Professional education, health and other social programmes specifically targeting these youth, including programmes to reduce the harmful effects of relative deprivation and efforts to strengthen social ties, may have an important impact on underprivileged youth survival. A well established programme in the “Favela da Mangueira” engages children and teenagers in athletic activities, which promotes socialisation through education and entertainment.

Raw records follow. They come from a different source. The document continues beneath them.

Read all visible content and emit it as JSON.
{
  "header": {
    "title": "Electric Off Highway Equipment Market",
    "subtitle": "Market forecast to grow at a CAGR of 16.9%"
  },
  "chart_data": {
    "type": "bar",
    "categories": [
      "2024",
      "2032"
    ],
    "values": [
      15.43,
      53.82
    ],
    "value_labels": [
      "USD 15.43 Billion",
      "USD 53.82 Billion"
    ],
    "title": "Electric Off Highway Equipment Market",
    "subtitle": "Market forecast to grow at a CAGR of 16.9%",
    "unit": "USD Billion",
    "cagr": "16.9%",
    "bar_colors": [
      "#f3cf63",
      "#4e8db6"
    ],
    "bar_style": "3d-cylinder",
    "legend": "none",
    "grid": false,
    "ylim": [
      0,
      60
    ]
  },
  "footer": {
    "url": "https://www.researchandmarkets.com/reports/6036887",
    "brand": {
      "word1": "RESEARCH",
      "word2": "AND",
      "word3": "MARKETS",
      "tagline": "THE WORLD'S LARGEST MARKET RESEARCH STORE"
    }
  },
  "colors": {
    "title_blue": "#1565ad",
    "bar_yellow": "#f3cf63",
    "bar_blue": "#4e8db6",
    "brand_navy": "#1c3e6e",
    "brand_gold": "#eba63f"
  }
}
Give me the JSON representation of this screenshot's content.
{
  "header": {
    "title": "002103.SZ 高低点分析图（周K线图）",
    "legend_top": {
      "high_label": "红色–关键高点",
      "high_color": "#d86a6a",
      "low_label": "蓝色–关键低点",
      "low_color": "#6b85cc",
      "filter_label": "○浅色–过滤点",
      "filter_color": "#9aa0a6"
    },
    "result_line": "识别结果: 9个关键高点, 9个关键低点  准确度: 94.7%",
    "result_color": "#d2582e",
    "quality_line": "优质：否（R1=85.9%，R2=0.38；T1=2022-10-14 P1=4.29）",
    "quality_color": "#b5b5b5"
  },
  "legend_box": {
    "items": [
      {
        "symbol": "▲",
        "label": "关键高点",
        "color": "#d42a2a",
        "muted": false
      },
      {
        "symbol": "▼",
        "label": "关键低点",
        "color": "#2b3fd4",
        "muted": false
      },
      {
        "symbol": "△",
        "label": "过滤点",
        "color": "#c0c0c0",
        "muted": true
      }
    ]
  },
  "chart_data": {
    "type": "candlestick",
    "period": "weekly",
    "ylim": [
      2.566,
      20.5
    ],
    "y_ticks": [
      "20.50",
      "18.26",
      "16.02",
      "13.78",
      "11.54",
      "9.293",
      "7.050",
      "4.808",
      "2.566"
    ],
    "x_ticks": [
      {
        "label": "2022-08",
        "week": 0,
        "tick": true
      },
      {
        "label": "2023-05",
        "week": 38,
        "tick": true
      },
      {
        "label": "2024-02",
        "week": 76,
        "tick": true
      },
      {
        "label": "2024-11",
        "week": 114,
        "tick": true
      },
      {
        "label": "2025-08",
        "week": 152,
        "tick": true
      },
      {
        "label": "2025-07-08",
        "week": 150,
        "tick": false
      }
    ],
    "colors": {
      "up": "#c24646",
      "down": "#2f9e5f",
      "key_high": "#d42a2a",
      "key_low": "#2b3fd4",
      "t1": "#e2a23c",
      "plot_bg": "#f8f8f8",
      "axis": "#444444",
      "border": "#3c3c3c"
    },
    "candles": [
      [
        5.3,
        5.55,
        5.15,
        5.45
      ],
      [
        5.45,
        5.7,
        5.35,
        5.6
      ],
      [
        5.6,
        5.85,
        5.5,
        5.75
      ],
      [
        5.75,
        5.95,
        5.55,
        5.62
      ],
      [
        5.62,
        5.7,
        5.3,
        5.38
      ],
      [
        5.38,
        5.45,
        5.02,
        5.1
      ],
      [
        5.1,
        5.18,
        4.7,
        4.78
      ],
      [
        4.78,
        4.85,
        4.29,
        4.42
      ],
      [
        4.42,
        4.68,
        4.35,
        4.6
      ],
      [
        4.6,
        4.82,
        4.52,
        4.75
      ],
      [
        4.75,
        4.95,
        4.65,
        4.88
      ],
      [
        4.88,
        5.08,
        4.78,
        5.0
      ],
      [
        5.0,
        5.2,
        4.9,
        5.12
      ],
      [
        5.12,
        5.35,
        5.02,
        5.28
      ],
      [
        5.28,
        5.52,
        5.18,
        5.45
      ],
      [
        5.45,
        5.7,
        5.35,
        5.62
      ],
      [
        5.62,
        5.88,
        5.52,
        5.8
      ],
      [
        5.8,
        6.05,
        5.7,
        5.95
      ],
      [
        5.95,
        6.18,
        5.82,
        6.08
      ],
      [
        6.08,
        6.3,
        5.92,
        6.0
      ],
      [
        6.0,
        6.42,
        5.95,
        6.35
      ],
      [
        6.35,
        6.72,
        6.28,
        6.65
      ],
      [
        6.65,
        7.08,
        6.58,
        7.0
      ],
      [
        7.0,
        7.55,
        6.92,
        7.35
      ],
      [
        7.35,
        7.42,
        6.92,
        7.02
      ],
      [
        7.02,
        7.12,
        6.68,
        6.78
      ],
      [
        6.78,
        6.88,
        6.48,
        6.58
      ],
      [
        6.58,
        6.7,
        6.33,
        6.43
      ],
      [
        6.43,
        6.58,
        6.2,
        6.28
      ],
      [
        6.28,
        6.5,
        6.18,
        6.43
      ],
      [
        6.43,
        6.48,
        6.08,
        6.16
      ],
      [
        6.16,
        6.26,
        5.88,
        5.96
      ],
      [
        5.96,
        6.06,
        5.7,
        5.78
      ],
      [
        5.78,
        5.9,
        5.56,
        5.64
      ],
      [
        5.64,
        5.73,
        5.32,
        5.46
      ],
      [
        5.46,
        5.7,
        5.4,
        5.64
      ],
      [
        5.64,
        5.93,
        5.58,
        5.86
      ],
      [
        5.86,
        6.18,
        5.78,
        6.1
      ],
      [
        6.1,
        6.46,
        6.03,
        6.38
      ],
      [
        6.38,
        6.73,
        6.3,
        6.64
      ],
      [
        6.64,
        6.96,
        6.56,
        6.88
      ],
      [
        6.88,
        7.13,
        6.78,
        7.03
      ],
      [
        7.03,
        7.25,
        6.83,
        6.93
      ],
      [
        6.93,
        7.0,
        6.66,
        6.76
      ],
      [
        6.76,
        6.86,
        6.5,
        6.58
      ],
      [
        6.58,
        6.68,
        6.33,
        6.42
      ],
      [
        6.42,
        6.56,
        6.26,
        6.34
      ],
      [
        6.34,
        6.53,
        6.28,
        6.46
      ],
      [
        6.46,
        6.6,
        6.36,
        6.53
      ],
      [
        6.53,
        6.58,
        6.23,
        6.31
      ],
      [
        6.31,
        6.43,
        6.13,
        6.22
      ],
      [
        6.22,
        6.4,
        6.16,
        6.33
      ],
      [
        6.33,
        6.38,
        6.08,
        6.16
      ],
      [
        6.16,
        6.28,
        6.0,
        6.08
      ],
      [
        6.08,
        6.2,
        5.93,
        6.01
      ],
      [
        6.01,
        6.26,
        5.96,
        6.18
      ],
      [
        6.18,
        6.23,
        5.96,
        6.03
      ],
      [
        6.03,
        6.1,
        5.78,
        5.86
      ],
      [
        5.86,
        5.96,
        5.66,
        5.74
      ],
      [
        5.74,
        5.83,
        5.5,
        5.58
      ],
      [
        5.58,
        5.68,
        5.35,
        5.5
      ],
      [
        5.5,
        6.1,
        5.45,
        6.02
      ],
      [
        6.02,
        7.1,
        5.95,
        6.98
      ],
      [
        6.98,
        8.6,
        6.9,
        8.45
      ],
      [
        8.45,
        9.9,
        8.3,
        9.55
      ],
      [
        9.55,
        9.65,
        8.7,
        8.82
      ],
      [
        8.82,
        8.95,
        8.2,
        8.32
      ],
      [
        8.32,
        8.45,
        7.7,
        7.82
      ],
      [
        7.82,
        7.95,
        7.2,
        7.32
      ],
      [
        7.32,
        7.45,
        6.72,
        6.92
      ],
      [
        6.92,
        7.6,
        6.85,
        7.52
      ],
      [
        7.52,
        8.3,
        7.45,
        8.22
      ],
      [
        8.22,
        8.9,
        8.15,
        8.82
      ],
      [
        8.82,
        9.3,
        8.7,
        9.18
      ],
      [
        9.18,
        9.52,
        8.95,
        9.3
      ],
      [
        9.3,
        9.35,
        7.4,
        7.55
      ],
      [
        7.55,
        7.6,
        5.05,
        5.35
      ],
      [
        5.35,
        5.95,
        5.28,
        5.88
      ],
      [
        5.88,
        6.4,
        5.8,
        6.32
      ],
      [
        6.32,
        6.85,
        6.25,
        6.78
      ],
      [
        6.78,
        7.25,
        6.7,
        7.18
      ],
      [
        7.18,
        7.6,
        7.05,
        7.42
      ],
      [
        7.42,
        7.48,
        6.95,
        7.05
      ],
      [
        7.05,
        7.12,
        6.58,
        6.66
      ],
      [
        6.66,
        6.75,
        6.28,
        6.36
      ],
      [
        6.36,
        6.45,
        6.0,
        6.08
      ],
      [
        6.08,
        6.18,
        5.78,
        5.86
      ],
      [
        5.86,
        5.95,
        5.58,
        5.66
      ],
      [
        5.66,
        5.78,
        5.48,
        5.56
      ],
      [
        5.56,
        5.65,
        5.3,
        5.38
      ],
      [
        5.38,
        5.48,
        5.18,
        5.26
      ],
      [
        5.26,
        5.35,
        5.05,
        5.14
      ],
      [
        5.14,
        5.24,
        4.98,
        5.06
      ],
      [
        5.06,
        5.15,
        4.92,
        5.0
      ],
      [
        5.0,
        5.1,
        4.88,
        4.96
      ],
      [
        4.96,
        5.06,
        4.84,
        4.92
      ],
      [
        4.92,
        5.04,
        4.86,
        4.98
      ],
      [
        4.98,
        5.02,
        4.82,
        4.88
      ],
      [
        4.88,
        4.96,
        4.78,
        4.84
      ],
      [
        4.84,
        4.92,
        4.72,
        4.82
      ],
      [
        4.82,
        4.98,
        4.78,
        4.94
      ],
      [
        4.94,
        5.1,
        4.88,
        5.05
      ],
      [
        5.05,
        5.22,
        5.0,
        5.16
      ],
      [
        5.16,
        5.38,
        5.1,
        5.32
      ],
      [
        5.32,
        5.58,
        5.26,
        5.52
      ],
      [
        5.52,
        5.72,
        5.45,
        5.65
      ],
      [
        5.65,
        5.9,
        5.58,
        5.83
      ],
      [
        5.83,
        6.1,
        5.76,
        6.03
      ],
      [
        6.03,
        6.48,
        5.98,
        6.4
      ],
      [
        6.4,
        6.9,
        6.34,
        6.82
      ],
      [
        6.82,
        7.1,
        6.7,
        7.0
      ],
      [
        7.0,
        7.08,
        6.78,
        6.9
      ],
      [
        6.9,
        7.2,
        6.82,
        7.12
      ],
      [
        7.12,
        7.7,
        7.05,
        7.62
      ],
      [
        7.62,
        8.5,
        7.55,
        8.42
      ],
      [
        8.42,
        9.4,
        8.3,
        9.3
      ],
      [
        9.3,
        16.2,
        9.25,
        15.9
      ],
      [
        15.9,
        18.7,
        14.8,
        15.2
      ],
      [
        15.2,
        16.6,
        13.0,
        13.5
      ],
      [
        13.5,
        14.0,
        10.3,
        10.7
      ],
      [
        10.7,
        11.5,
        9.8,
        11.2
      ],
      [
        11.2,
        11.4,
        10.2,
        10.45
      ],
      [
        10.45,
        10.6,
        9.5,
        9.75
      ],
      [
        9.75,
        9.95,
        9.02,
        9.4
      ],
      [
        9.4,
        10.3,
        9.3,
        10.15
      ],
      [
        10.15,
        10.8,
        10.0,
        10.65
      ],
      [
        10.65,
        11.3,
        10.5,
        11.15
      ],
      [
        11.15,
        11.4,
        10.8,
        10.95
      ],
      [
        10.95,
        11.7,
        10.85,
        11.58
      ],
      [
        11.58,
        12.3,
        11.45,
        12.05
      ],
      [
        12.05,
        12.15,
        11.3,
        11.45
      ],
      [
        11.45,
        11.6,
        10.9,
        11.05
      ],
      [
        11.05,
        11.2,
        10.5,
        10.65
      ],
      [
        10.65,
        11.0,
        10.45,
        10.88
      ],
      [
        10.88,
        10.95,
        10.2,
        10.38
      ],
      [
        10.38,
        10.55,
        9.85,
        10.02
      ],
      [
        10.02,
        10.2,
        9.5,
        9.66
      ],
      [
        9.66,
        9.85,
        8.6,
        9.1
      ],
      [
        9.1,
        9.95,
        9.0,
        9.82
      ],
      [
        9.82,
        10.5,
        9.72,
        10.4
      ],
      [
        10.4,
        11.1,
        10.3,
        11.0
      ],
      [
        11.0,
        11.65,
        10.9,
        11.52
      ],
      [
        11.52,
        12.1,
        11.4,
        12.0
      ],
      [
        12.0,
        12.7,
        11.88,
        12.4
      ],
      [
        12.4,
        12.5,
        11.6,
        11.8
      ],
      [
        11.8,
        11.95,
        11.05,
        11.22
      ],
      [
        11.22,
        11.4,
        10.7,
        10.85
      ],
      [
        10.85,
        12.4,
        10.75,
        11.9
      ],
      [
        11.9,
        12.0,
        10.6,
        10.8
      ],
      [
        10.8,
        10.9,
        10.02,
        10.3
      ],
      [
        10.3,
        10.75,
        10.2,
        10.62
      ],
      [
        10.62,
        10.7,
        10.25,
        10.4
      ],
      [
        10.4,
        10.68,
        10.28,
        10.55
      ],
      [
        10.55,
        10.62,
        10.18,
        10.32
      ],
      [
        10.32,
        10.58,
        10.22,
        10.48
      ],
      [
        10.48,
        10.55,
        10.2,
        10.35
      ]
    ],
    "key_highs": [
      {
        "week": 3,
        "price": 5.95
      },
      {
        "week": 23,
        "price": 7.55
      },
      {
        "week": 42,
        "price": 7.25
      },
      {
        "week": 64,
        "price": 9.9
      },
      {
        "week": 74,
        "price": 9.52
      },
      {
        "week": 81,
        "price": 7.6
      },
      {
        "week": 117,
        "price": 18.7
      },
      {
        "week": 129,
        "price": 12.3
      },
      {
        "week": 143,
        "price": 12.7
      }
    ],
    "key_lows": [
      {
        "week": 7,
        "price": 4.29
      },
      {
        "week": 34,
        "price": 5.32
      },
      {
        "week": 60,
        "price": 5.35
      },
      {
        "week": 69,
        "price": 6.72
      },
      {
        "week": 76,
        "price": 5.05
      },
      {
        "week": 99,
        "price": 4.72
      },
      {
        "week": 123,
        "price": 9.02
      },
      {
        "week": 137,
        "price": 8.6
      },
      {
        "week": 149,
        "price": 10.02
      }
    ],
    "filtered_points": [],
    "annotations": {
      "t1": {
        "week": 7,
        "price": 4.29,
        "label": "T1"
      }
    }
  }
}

The government, in its different levels and competence, the private companies, the community leaderships, and the society, in general, have their share in the pressing need of improvement of this unbearable social context. In this sense, strategies of shared management could enlarge the possibilities of execution of effective and enduring actions, mainly in regard to projects turned to social development and integration of the slums into the city and the society at large. The creation of urban ghettos can only contribute towards the intensification of mutual social mistrust, poor health conditions and violence.

References

Footnotes

  • Funding: this research was funded by an Oswaldo Cruz Foundation grant (PAPES no 0250.250.369), and the National Research Council (CNPq; salary grants for CLS, FIB and CB).

  • Conflicts of interests: none.

  • *  In Brazil, municipality is the territory of a city, including the urban and rural areas. In the case of Rio de Janeiro, an exclusively urban locality, the terms are equivalent.

  •  In Brazil, the minimum wage per month is established and updated annually by the Federal Government to express changes in the price of basic food and services.

  •  Slum (“favela”) is classified by the Brazilian Institute of Geography and Statistics (FIBGE) under the heading of “informal community”.